На этом пути-дорожки ученика и педагога разошлись. Судьба больше не сводила их, да это было и ни к чему.
III
У самого горизонта, в тени плешивых перелесков прикорнуло село Темяшево. Если бы не телеграфные столбы и тощие телевизионные антенны на крышах, то случайно попавший сюда человек подумал бы, что его забросило в позапрошлый век. Настолько все выглядело убого. Темяшево получило свое название от фамилии помещика и прославилось на всю округу лихими людьми.
Началось все с того, что предприимчивый барин ушел с военной службы и построил сахарный завод. На зависть скептически настроенных соседей-помещиков дела пошли так хорошо, что надобность в сельском хозяйстве отпала. Со временем село поменяло свой статус на рабочий поселок.
Вкус ворованного сахара привил крестьянам неуемную тягу к сладкой жизни. Уличенных в хищении пороли, но это плохо помогало – куски рафинада упорно прилипали к натруженным рукам. После экзекуции «защекоченные» плетками молили Бога, чтоб он наказал барина, и тот внял молитвам. Темяшев прокладывал к заводу железную дорогу и так рвал жилы, что сердце не выдержало и остановилось. Где его схоронили, никто из ныне здравствующих сельчан не имел понятия. Гуляла байка, что закопали барина при царских наградах и с редкой иконой на груди.

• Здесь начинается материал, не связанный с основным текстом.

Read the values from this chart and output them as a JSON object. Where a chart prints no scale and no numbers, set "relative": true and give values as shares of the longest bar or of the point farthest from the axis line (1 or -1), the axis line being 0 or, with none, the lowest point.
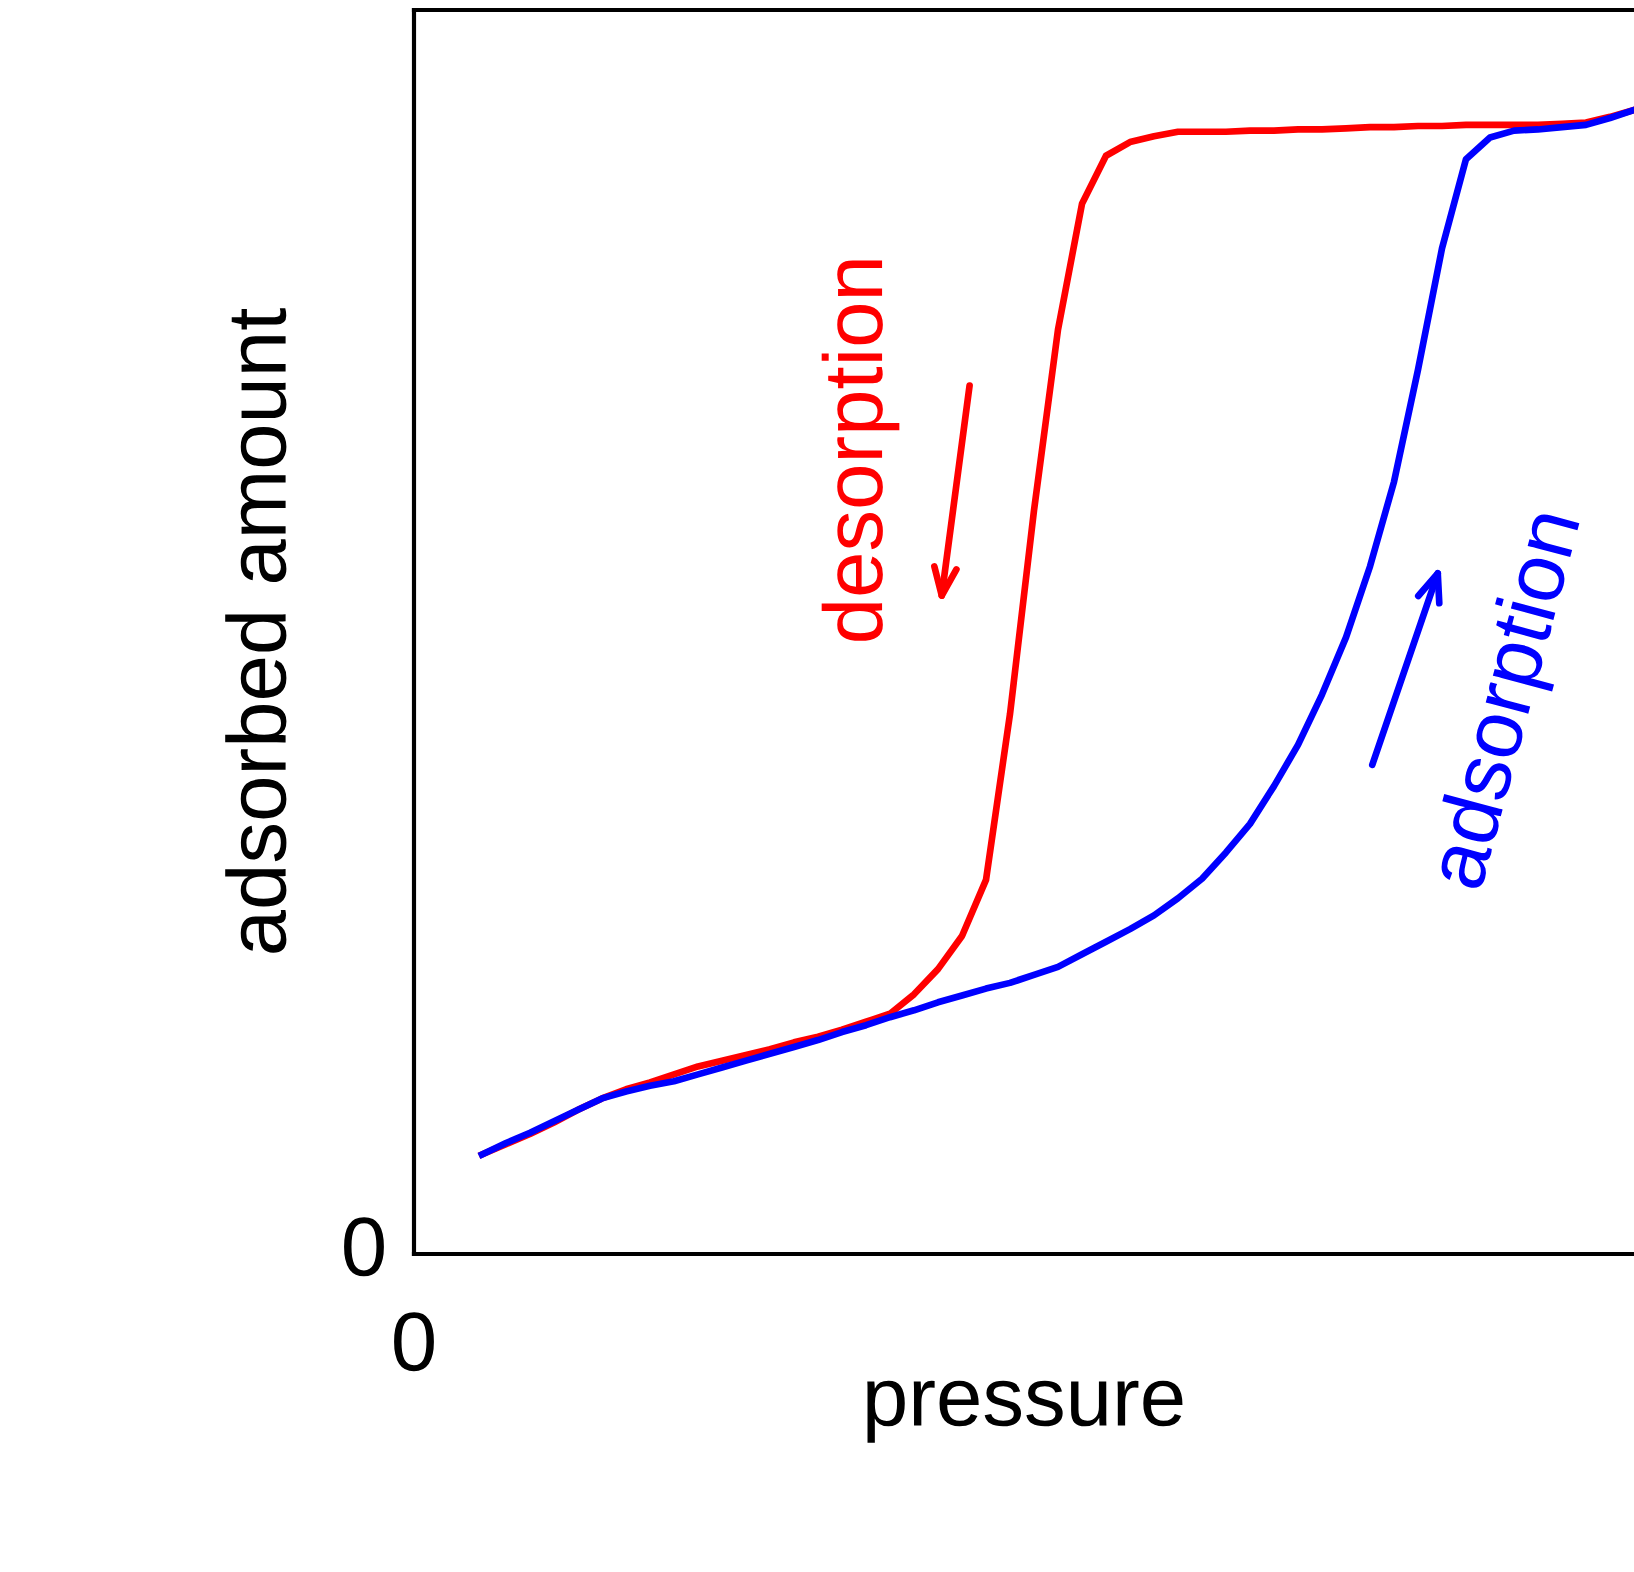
{
  "chart_data": {
    "type": "line",
    "relative": true,
    "xlabel": "pressure",
    "ylabel": "adsorbed amount",
    "annotations": [
      "0",
      "0"
    ],
    "marker": "none",
    "line_style": "solid",
    "categories": [
      null,
      null,
      null,
      null,
      null,
      null,
      null,
      null,
      null,
      null,
      null,
      null,
      null,
      null,
      null,
      null,
      null,
      null,
      null,
      null,
      null,
      null,
      null,
      null,
      null,
      null,
      null,
      null,
      null,
      null,
      null,
      null,
      null,
      null,
      null,
      null,
      null,
      null,
      null,
      null,
      null,
      null,
      null,
      null,
      null,
      null,
      null,
      null,
      null
    ],
    "series": [
      {
        "name": "desorption",
        "color": "#ff0000",
        "values": [
          0.087,
          0.096,
          0.105,
          0.115,
          0.126,
          0.136,
          0.144,
          0.15,
          0.157,
          0.164,
          0.169,
          0.174,
          0.179,
          0.185,
          0.19,
          0.196,
          0.203,
          0.21,
          0.227,
          0.249,
          0.278,
          0.327,
          0.472,
          0.65,
          0.808,
          0.918,
          0.96,
          0.972,
          0.977,
          0.981,
          0.981,
          0.981,
          0.982,
          0.982,
          0.983,
          0.983,
          0.984,
          0.985,
          0.985,
          0.986,
          0.986,
          0.987,
          0.987,
          0.987,
          0.987,
          0.988,
          0.989,
          0.994,
          1.0
        ]
      },
      {
        "name": "adsorption",
        "color": "#0000ff",
        "values": [
          0.087,
          0.097,
          0.106,
          0.116,
          0.126,
          0.136,
          0.142,
          0.147,
          0.151,
          0.157,
          0.163,
          0.169,
          0.175,
          0.181,
          0.187,
          0.194,
          0.2,
          0.207,
          0.213,
          0.22,
          0.226,
          0.232,
          0.237,
          0.244,
          0.251,
          0.262,
          0.273,
          0.284,
          0.296,
          0.311,
          0.328,
          0.351,
          0.376,
          0.409,
          0.445,
          0.489,
          0.539,
          0.601,
          0.675,
          0.773,
          0.879,
          0.957,
          0.976,
          0.982,
          0.983,
          0.985,
          0.987,
          0.993,
          1.0
        ]
      }
    ]
  }
}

За многие годы завод неоднократно менял хозяев и полностью развратил местное население. Сахар перестали выносить в онучах или между ног, предварительно обмотав тряпками, его крали целыми головами. В селе процветало самогоноварение.
Выходные дни, а то и трудовые будни частенько омрачались пьяными потасовками. Нередко драки заканчивались убийством. Сколько бы так продолжалось – неизвестно, но грянула Октябрьская революция, следом за ней – гражданская война. Над страной пронесся огненный вихрь – предвестник апокалипсиса. К власти пришли комиссары. Церемониться они не стали – «столыпинские вагоны» пачками увозили нечистых на руку баб и мужиков. Отмотав срока, те возвращались в насиженные гнезда и приносили с собой культуру уголовного мира.
В Темяшево появился свой, самобытный лексикон, на котором общались все, включая ребятню. Если бы из повседневной болтовни сельских баб выкорчевали жаргонные словечки, то они никогда бы не поняли друг друга. Каждая семья имела «прошлое», о котором говорили многочисленные татуировки у отцов, а частенько и у матерей. К лишению свободы относились спокойно и с детства прививали уважение к воровским традициям. Дошло до того, что юноши, достигшие призывного возраста, чаще попадали не в армию, а за колючую проволоку, и это было в порядке вещей.